Ney (frs. i.) Türk musikîsinde kullanılan nefesli sazlardandır.
“Ney” Farsça “nây” kelimesinden muhaffeftir ve “kamış” manâsına gelmektedir. Özellikle Mevlevîlerce benimsendikten sonra ney’in önemi artmış ve bir manâda Mevlevîliğin sembolü hâline gelmiştir. Sarı ve budaklı bir çeşit kamıştan yapılır. Daha ziyâde sıcak memleket kamışları tercih edilir. Eskiden neyzenler bilhassa Hicaz kamışlarını tercih ederlerdi. Dokuz boğum olan ve boğumların çatlamaması için gümüş tel sarılan ney’in altısı önde, biri arkada olmak üzere yedi deliği bulunmaktadır. Son derece zengin ses gücüne ve rengine sahib bir saz olan ney’den; çeyrek sesler de dâhil, yüz yirmi sekiz ses elde etmek mümkündür.

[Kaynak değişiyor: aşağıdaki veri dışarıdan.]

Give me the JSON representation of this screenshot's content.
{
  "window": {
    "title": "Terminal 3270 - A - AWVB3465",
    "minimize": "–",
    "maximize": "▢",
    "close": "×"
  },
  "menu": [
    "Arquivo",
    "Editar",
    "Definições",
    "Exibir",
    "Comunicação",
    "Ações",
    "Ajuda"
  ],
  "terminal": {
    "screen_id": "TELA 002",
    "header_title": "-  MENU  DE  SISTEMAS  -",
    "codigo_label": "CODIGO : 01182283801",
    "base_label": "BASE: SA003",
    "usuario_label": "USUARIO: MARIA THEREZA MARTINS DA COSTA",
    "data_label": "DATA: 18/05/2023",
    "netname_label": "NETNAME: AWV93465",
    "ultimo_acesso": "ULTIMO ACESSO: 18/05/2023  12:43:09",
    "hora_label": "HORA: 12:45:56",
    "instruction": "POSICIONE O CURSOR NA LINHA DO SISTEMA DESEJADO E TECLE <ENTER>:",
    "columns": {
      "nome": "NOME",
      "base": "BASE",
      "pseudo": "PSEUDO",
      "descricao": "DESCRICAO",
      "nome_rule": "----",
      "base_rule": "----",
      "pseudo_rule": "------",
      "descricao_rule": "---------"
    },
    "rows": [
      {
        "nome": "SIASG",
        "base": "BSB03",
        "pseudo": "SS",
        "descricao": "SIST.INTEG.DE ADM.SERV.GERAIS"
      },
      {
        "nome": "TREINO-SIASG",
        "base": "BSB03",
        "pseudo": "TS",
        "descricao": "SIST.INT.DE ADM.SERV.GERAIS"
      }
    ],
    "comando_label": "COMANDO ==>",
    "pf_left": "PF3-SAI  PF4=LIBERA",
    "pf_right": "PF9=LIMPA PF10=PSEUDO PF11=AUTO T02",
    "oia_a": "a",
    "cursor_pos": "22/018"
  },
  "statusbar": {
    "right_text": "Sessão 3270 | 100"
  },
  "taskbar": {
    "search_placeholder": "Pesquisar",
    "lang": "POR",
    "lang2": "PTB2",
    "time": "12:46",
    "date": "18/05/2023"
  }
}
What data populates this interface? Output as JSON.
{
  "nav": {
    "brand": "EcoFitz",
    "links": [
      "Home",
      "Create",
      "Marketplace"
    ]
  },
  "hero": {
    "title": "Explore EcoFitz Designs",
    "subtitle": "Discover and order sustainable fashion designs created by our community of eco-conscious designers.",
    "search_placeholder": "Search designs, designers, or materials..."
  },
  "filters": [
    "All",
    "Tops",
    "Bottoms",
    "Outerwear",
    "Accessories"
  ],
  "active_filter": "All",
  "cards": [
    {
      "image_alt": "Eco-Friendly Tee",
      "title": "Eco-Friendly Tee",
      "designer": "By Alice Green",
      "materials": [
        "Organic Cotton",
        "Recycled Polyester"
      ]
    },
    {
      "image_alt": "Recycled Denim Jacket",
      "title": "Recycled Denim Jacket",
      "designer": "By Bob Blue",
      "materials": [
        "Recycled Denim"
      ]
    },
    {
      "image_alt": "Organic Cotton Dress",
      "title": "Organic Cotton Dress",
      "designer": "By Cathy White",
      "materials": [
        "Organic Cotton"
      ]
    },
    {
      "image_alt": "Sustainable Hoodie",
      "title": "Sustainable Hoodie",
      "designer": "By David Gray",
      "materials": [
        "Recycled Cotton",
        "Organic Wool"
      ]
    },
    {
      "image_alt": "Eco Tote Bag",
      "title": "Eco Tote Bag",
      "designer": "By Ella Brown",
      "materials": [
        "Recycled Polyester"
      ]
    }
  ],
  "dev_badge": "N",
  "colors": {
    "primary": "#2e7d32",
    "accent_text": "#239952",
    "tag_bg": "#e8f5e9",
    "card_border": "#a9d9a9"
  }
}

Üflenen kısmına fildişi, abanoz yahut kemikten yapılan “başpâre”, ağız kısmına da “parazvana” denilen birer parça takılır. Ney, Türk musikîsinde, yalnız tasavvuf musikîsinde değil, askerî musikî dışında da ehemmiyetli bir saz olarak önemini korumaktadır. Akordlarına göre çeşitli boylarda olan neyler de özel bir âile teşkil ederler. Ses durumlarına göre inceden kalına doğru sıralanan ney âilesinde her ney bir akordun karşılığıdır. Ney çeşitlerini, akordlarını da belirterek şöyle sıralayabiliriz: Mansur (dügâh), mansur mâbeyni (kürdi), şâh (segâh), dâvud (çârgâh), dâvud mâbeyni (hicâz), bolâhenk (nevâ), bolâhenk mâbeyni (hisâr), süpürde veya ahterî (hüseynî), müstahsen (acem), müstahsen mâbeyni (eviç), kız neyi (gerdaniye), kızneyi mâbeyni (şehnaz), Ney’in tam bir sekizli tiz seslisine “nısfiye” denir. Her ney’in bir nısfiyesi vardır. Ney, Mevlevi mukabelesinde, âyin icrâ eden
sazların (kudümden sonra) en mühimidir.